PH ends 2021 with record-high P1.67-trillion budget deficit
MANILA, Philippines—The country ended 2021 with its biggest-ever budget deficit amounting to P1.67 trillion, inflicted by huge public expenditures to fight the prolonged pandemic amid weak revenue collections — a fiscal strain needed to be addressed by the next administration.
While the national government’s full-year 2021 fiscal deficit was over a fifth bigger than the P1.37 trillion recorded during the Philippines’ worst post-war recession in 2020, the actual gap was 10-percent smaller than the Development Budget Coordination Committee‘s (DBCC) P1.86-trillion program for last year.
Last year’s budget deficit was equivalent to 8.6 percent of gross domestic product (GDP), above 2020’s 7.7 percent but below the 9.3-percent program.
The Bureau of the Treasury’s latest cash operations report on Tuesday (March 1) showed that the government spent a total of P4.68 trillion on public goods and services in 2021, up by more than a tenth from P4.23 trillion in 2020.
Actual disbursements were nonetheless 1.3-percent lower than the P4.74 trillion that the government targeted to spend, as the Treasury pointed to lower interest payments amounting to P429.4 billion, against the P531.5 billion set aside to settle interest on public sector debts.
Operating expenditures—or what the government deemed as “productive spending”—on priority programs and projects last year reached P4.25 trillion, higher than the P4.21-trillion program as well as 2020’s P3.85 trillion.
Treasury records showed that last year’s total disbursements were the highest in history, especially as the government spent more to respond to the health and socioeconomic crises inflicted by the COVID-19 pandemic.
In a statement, the Treasury attributed the increase in full-year expenditures to “infrastructure and other capital expenditures, continued spending for various recovery measures including vaccine procurement and equity infusion in support of GFIs’ [government financial institutions] lending assistance programs, as well as higher IRA [internal revenue allotment] shares of LGUs [local government units].”
As the Philippines returned to economic growth last year, tax and non-tax revenues recovered, growing 5.2 percent to over P3 trillion from P2.86 trillion in 2020. The national government’s actual revenue take also surpassed by 4.3 percent its P2.88-trillion goal. However, 2021 total revenues remained smaller than the record P3.14 trillion collected in 2019, pre-pandemic.
Treasury data showed that the Bureau of Internal Revenue (BIR) — the country’s biggest tax-collection agency — grew its collections by 6.5 percent to P2.078 trillion in 2021, although slightly below the P2.081-trillion goal. Pre-pandemic, the BIR collected a record P2.18 trillion in 2019. It had been tasked with collecting P2.44 trillion in taxes this year.
Last December alone, the budget deficit widened to the largest-ever monthly gap of P338 billion, as the biggest monthly public expenditures on record — worth P569.3 billion — exceeded P231.3-billion in revenues.

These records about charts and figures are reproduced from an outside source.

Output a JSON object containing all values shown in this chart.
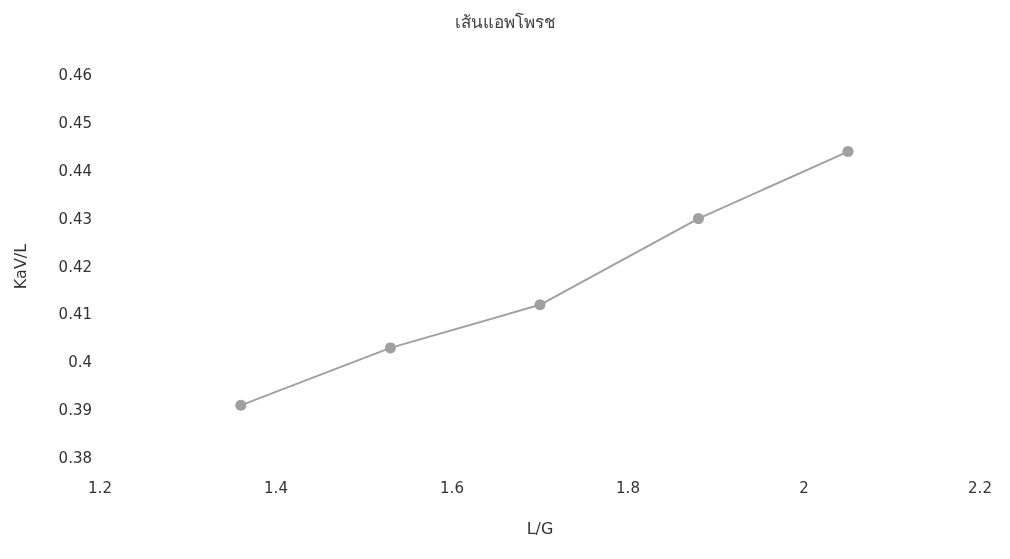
{
  "chart_data": {
    "type": "line",
    "title": "เส้นแอพโพรช",
    "xlabel": "L/G",
    "ylabel": "KaV/L",
    "x": [
      1.36,
      1.53,
      1.7,
      1.88,
      2.05
    ],
    "series": [
      {
        "color": "#a0a0a0",
        "values": [
          0.391,
          0.403,
          0.412,
          0.43,
          0.444
        ]
      }
    ],
    "xlim": [
      1.2,
      2.2
    ],
    "xticks": [
      1.2,
      1.4,
      1.6,
      1.8,
      2,
      2.2
    ],
    "ylim": [
      0.38,
      0.46
    ],
    "yticks": [
      0.38,
      0.39,
      0.4,
      0.41,
      0.42,
      0.43,
      0.44,
      0.45,
      0.46
    ],
    "grid": false,
    "marker": "circle",
    "line_style": "solid"
  }
}
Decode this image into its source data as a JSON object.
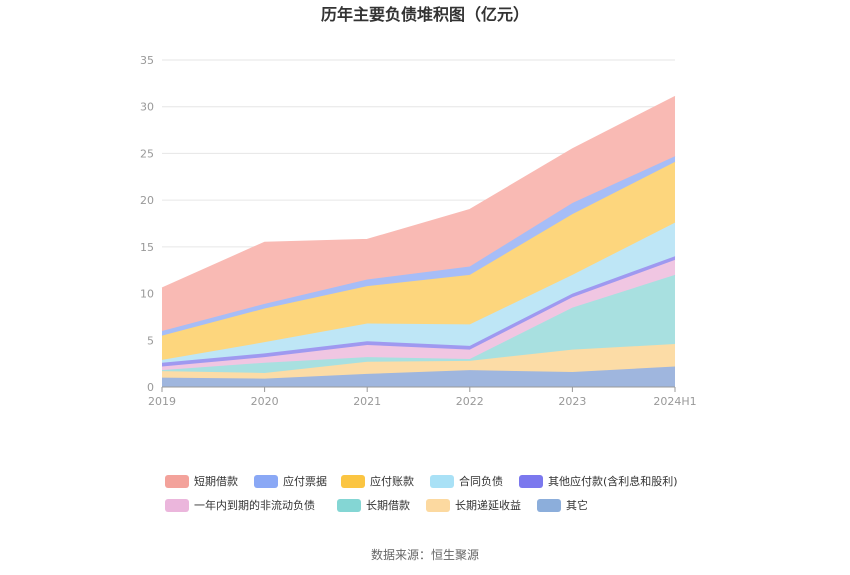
{
  "source": "数据来源：恒生聚源",
  "chart_data": {
    "type": "area",
    "stacked": true,
    "title": "历年主要负债堆积图（亿元）",
    "x": [
      "2019",
      "2020",
      "2021",
      "2022",
      "2023",
      "2024H1"
    ],
    "ylim": [
      0,
      35
    ],
    "yticks": [
      0,
      5,
      10,
      15,
      20,
      25,
      30,
      35
    ],
    "grid": true,
    "legend_position": "bottom",
    "series": [
      {
        "name": "其它",
        "color": "#9fb6de",
        "values": [
          1.0,
          0.9,
          1.4,
          1.8,
          1.6,
          2.2
        ]
      },
      {
        "name": "长期递延收益",
        "color": "#fcdca6",
        "values": [
          0.7,
          0.6,
          1.3,
          1.0,
          2.4,
          2.4
        ]
      },
      {
        "name": "长期借款",
        "color": "#a8e0e0",
        "values": [
          0.1,
          1.1,
          0.5,
          0.2,
          4.5,
          7.4
        ]
      },
      {
        "name": "一年内到期的非流动负债",
        "color": "#f0c6e2",
        "values": [
          0.4,
          0.6,
          1.3,
          1.0,
          1.1,
          1.6
        ]
      },
      {
        "name": "其他应付款(含利息和股利)",
        "color": "#9f99f0",
        "values": [
          0.4,
          0.4,
          0.4,
          0.4,
          0.4,
          0.4
        ]
      },
      {
        "name": "合同负债",
        "color": "#bee6f6",
        "values": [
          0.3,
          1.2,
          1.9,
          2.3,
          2.0,
          3.6
        ]
      },
      {
        "name": "应付账款",
        "color": "#fdd67d",
        "values": [
          2.6,
          3.6,
          4.0,
          5.3,
          6.5,
          6.5
        ]
      },
      {
        "name": "应付票据",
        "color": "#a6bdf7",
        "values": [
          0.5,
          0.5,
          0.7,
          0.9,
          1.2,
          0.6
        ]
      },
      {
        "name": "短期借款",
        "color": "#f9bab4",
        "values": [
          4.6,
          6.6,
          4.3,
          6.1,
          5.8,
          6.4
        ]
      }
    ],
    "legend": [
      {
        "name": "短期借款",
        "color": "#f3a29b"
      },
      {
        "name": "应付票据",
        "color": "#8aa8f5"
      },
      {
        "name": "应付账款",
        "color": "#fbc542"
      },
      {
        "name": "合同负债",
        "color": "#a9e1f6"
      },
      {
        "name": "其他应付款(含利息和股利)",
        "color": "#7b78ee"
      },
      {
        "name": "一年内到期的非流动负债",
        "color": "#ebb6dc"
      },
      {
        "name": "长期借款",
        "color": "#84d6d4"
      },
      {
        "name": "长期递延收益",
        "color": "#fcd9a0"
      },
      {
        "name": "其它",
        "color": "#8caedb"
      }
    ]
  }
}
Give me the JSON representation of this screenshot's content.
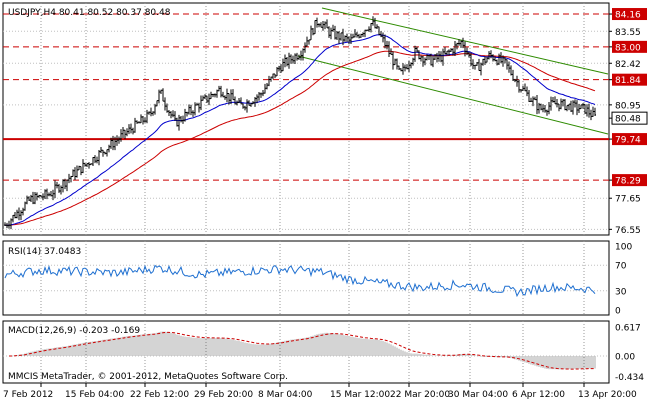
{
  "header": {
    "symbol_line": "USDJPY,H4  80.41 80.52 80.37 80.48"
  },
  "main_panel": {
    "price_levels": [
      {
        "label": "84.16",
        "value": 84.16,
        "style": "box"
      },
      {
        "label": "83.55",
        "value": 83.55,
        "style": "tick"
      },
      {
        "label": "83.00",
        "value": 83.0,
        "style": "box"
      },
      {
        "label": "82.42",
        "value": 82.42,
        "style": "tick"
      },
      {
        "label": "81.84",
        "value": 81.84,
        "style": "box"
      },
      {
        "label": "80.95",
        "value": 80.95,
        "style": "tick"
      },
      {
        "label": "80.48",
        "value": 80.48,
        "style": "current"
      },
      {
        "label": "79.74",
        "value": 79.74,
        "style": "box"
      },
      {
        "label": "78.29",
        "value": 78.29,
        "style": "box"
      },
      {
        "label": "77.65",
        "value": 77.65,
        "style": "tick"
      },
      {
        "label": "76.55",
        "value": 76.55,
        "style": "tick"
      }
    ],
    "resistance_dashed": [
      84.16,
      83.0,
      81.84,
      78.29
    ],
    "support_solid": 79.74
  },
  "rsi_panel": {
    "label": "RSI(14) 37.0483",
    "levels": [
      {
        "label": "100",
        "value": 100
      },
      {
        "label": "70",
        "value": 70
      },
      {
        "label": "30",
        "value": 30
      },
      {
        "label": "0",
        "value": 0
      }
    ]
  },
  "macd_panel": {
    "label": "MACD(12,26,9) -0.203 -0.169",
    "levels": [
      {
        "label": "0.617",
        "value": 0.617
      },
      {
        "label": "0.00",
        "value": 0.0
      },
      {
        "label": "-0.434",
        "value": -0.434
      }
    ]
  },
  "watermark": "MMCIS MetaTrader, © 2001-2012, MetaQuotes Software Corp.",
  "time_axis": [
    "7 Feb 2012",
    "15 Feb 04:00",
    "22 Feb 12:00",
    "29 Feb 20:00",
    "8 Mar 04:00",
    "15 Mar 12:00",
    "22 Mar 20:00",
    "30 Mar 04:00",
    "6 Apr 12:00",
    "13 Apr 20:00"
  ],
  "colors": {
    "candle": "#000000",
    "ma_fast": "#0000cc",
    "ma_slow": "#cc0000",
    "channel": "#2e8b00",
    "level": "#cc0000",
    "rsi": "#1e6fd0",
    "grid": "#9a9a9a"
  }
}
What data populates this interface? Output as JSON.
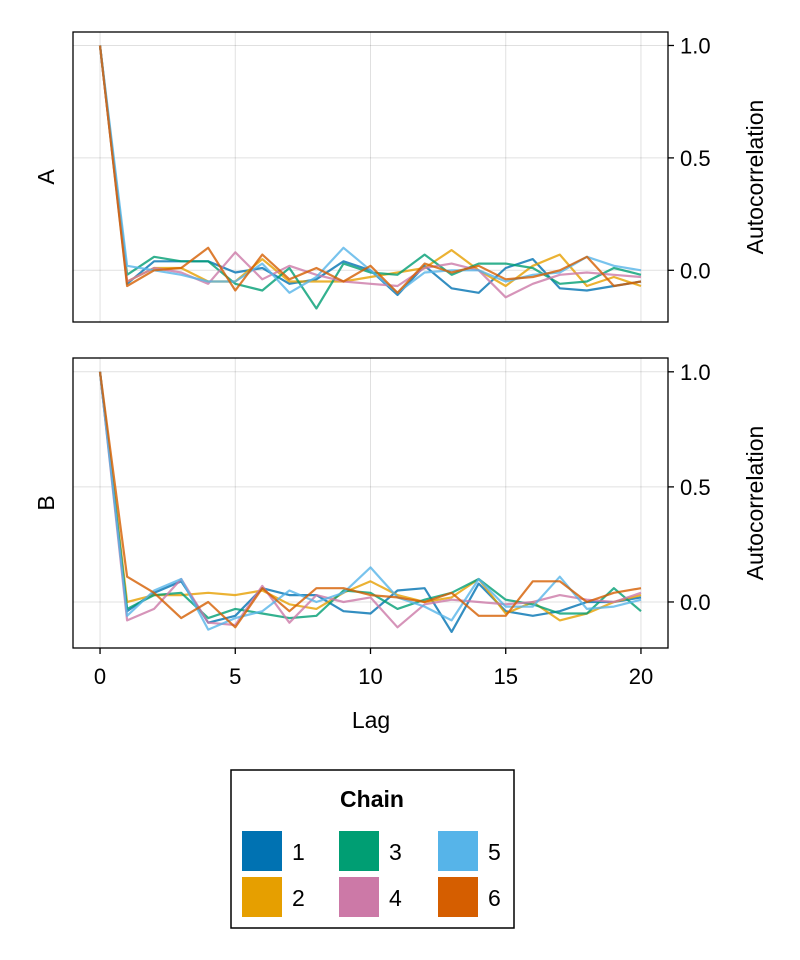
{
  "chart_data": [
    {
      "type": "line",
      "panel_label": "A",
      "ylabel": "Autocorrelation",
      "xlim": [
        -1,
        21
      ],
      "ylim": [
        -0.23,
        1.06
      ],
      "yticks": [
        0.0,
        0.5,
        1.0
      ],
      "ytick_labels": [
        "0.0",
        "0.5",
        "1.0"
      ],
      "xticks": [
        0,
        5,
        10,
        15,
        20
      ],
      "x": [
        0,
        1,
        2,
        3,
        4,
        5,
        6,
        7,
        8,
        9,
        10,
        11,
        12,
        13,
        14,
        15,
        16,
        17,
        18,
        19,
        20
      ],
      "grid": true,
      "series": [
        {
          "name": "1",
          "color": "#0072b2",
          "values": [
            1.0,
            -0.06,
            0.04,
            0.04,
            0.04,
            -0.01,
            0.01,
            -0.06,
            -0.04,
            0.04,
            0.0,
            -0.11,
            0.02,
            -0.08,
            -0.1,
            0.01,
            0.05,
            -0.08,
            -0.09,
            -0.07,
            -0.05
          ]
        },
        {
          "name": "2",
          "color": "#e69f00",
          "values": [
            1.0,
            -0.05,
            0.01,
            0.01,
            -0.05,
            -0.05,
            0.05,
            -0.05,
            -0.05,
            -0.05,
            -0.03,
            -0.01,
            0.01,
            0.09,
            0.0,
            -0.07,
            0.02,
            0.07,
            -0.07,
            -0.03,
            -0.07
          ]
        },
        {
          "name": "3",
          "color": "#009e73",
          "values": [
            1.0,
            -0.02,
            0.06,
            0.04,
            0.04,
            -0.06,
            -0.09,
            0.01,
            -0.17,
            0.03,
            -0.01,
            -0.02,
            0.07,
            -0.02,
            0.03,
            0.03,
            0.01,
            -0.06,
            -0.05,
            0.01,
            -0.02
          ]
        },
        {
          "name": "4",
          "color": "#cc79a7",
          "values": [
            1.0,
            -0.05,
            0.01,
            -0.01,
            -0.06,
            0.08,
            -0.04,
            0.02,
            -0.02,
            -0.05,
            -0.06,
            -0.07,
            0.01,
            0.03,
            0.0,
            -0.12,
            -0.06,
            -0.02,
            -0.01,
            -0.02,
            -0.03
          ]
        },
        {
          "name": "5",
          "color": "#56b4e9",
          "values": [
            1.0,
            0.02,
            0.0,
            -0.02,
            -0.05,
            -0.05,
            0.03,
            -0.1,
            -0.03,
            0.1,
            0.0,
            -0.1,
            -0.01,
            0.0,
            0.0,
            -0.05,
            -0.02,
            -0.01,
            0.06,
            0.02,
            0.0
          ]
        },
        {
          "name": "6",
          "color": "#d55e00",
          "values": [
            1.0,
            -0.07,
            0.0,
            0.01,
            0.1,
            -0.09,
            0.07,
            -0.04,
            0.01,
            -0.05,
            0.02,
            -0.1,
            0.03,
            -0.01,
            0.02,
            -0.04,
            -0.03,
            0.0,
            0.06,
            -0.07,
            -0.05
          ]
        }
      ]
    },
    {
      "type": "line",
      "panel_label": "B",
      "ylabel": "Autocorrelation",
      "xlabel": "Lag",
      "xlim": [
        -1,
        21
      ],
      "ylim": [
        -0.2,
        1.06
      ],
      "yticks": [
        0.0,
        0.5,
        1.0
      ],
      "ytick_labels": [
        "0.0",
        "0.5",
        "1.0"
      ],
      "xticks": [
        0,
        5,
        10,
        15,
        20
      ],
      "xtick_labels": [
        "0",
        "5",
        "10",
        "15",
        "20"
      ],
      "x": [
        0,
        1,
        2,
        3,
        4,
        5,
        6,
        7,
        8,
        9,
        10,
        11,
        12,
        13,
        14,
        15,
        16,
        17,
        18,
        19,
        20
      ],
      "grid": true,
      "series": [
        {
          "name": "1",
          "color": "#0072b2",
          "values": [
            1.0,
            -0.04,
            0.04,
            0.09,
            -0.09,
            -0.06,
            0.06,
            0.03,
            0.03,
            -0.04,
            -0.05,
            0.05,
            0.06,
            -0.13,
            0.08,
            -0.04,
            -0.06,
            -0.04,
            0.0,
            0.0,
            0.02
          ]
        },
        {
          "name": "2",
          "color": "#e69f00",
          "values": [
            1.0,
            0.0,
            0.03,
            0.03,
            0.04,
            0.03,
            0.05,
            -0.01,
            -0.03,
            0.04,
            0.09,
            0.03,
            0.0,
            0.02,
            0.1,
            -0.05,
            0.0,
            -0.08,
            -0.05,
            0.0,
            0.03
          ]
        },
        {
          "name": "3",
          "color": "#009e73",
          "values": [
            1.0,
            -0.03,
            0.03,
            0.04,
            -0.07,
            -0.03,
            -0.05,
            -0.07,
            -0.06,
            0.05,
            0.04,
            -0.03,
            0.01,
            0.04,
            0.1,
            0.01,
            -0.01,
            -0.05,
            -0.05,
            0.06,
            -0.04
          ]
        },
        {
          "name": "4",
          "color": "#cc79a7",
          "values": [
            1.0,
            -0.08,
            -0.03,
            0.1,
            -0.09,
            -0.1,
            0.07,
            -0.09,
            0.03,
            0.0,
            0.02,
            -0.11,
            -0.01,
            0.01,
            0.0,
            -0.01,
            0.0,
            0.03,
            0.01,
            0.0,
            0.04
          ]
        },
        {
          "name": "5",
          "color": "#56b4e9",
          "values": [
            1.0,
            -0.06,
            0.05,
            0.1,
            -0.12,
            -0.07,
            -0.04,
            0.05,
            0.0,
            0.04,
            0.15,
            0.02,
            -0.02,
            -0.08,
            0.1,
            -0.02,
            -0.02,
            0.11,
            -0.03,
            -0.02,
            0.01
          ]
        },
        {
          "name": "6",
          "color": "#d55e00",
          "values": [
            1.0,
            0.11,
            0.04,
            -0.07,
            0.0,
            -0.11,
            0.06,
            -0.04,
            0.06,
            0.06,
            0.03,
            0.02,
            0.0,
            0.04,
            -0.06,
            -0.06,
            0.09,
            0.09,
            -0.0,
            0.04,
            0.06
          ]
        }
      ]
    }
  ],
  "legend": {
    "title": "Chain",
    "items": [
      {
        "label": "1",
        "color": "#0072b2"
      },
      {
        "label": "2",
        "color": "#e69f00"
      },
      {
        "label": "3",
        "color": "#009e73"
      },
      {
        "label": "4",
        "color": "#cc79a7"
      },
      {
        "label": "5",
        "color": "#56b4e9"
      },
      {
        "label": "6",
        "color": "#d55e00"
      }
    ]
  }
}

The wider budget deficits incurred during the pandemic — from only 3 percent of GDP or less before COVID-19 happened — will hopefully be narrowed by the fiscal consolidation plan currently being crafted by President Rodrigo Duterte’s economic team, to be pitched to the next president.
The fiscal consolidation plan to make the budget gap smaller while repaying the huge debt that piled up amid the prolonged pandemic would consist of new or higher taxes, spending cuts on non-priority sectors, as well as economic growth drivers to spur bigger revenues.
Finance Secretary Carlos Dominguez III had said that the package was currently undergoing finishing touches, and will be discussed with all presidential candidates.
Socioeconomic Planning Secretary Karl Kendrick Chua told a press briefing on Tuesday that he did not want to preempt Duterte on the proposed fiscal consolidation strategy.
“The economic team is preparing our agenda that we can share with the next administration. And we hope that the next administration will continue all the very good reforms that we have started. And I think that is actually critical to our full economic recovery,” said Chua, who heads the state planning agency National Economic and Development Authority (Neda).
The DBCC had programmed a P1.65-trillion budget deficit for 2022, equivalent to 8.2 percent of GDP. The national government needed to raise more than P3.3 trillion in revenues this year to partly fund the P4.95 trillion in expenditures supportive of economic recovery. The budget gap will also be financed by borrowings, amounting to P2.2 trillion this year.
Outstanding debt will further climb to a record P13.42 trillion by end-2022, equivalent to 60.8 percent of GDP. The share of debt to the economy had been projected to gradually ease to 60.7 percent in 2023, and then 59.7 percent in 2024.
Last year, the national government’s annual debt-to-GDP ratio hit a 16-year high of 60.5 percent — the first time it breached the 60-percent threshold since 65.7 percent in 2005 — following a borrowing spree in the past two years to add to its COVID-19 war chest. Among emerging markets like the Philippines, debt watchers deemed outstanding obligations remained manageable at 60 percent of GDP.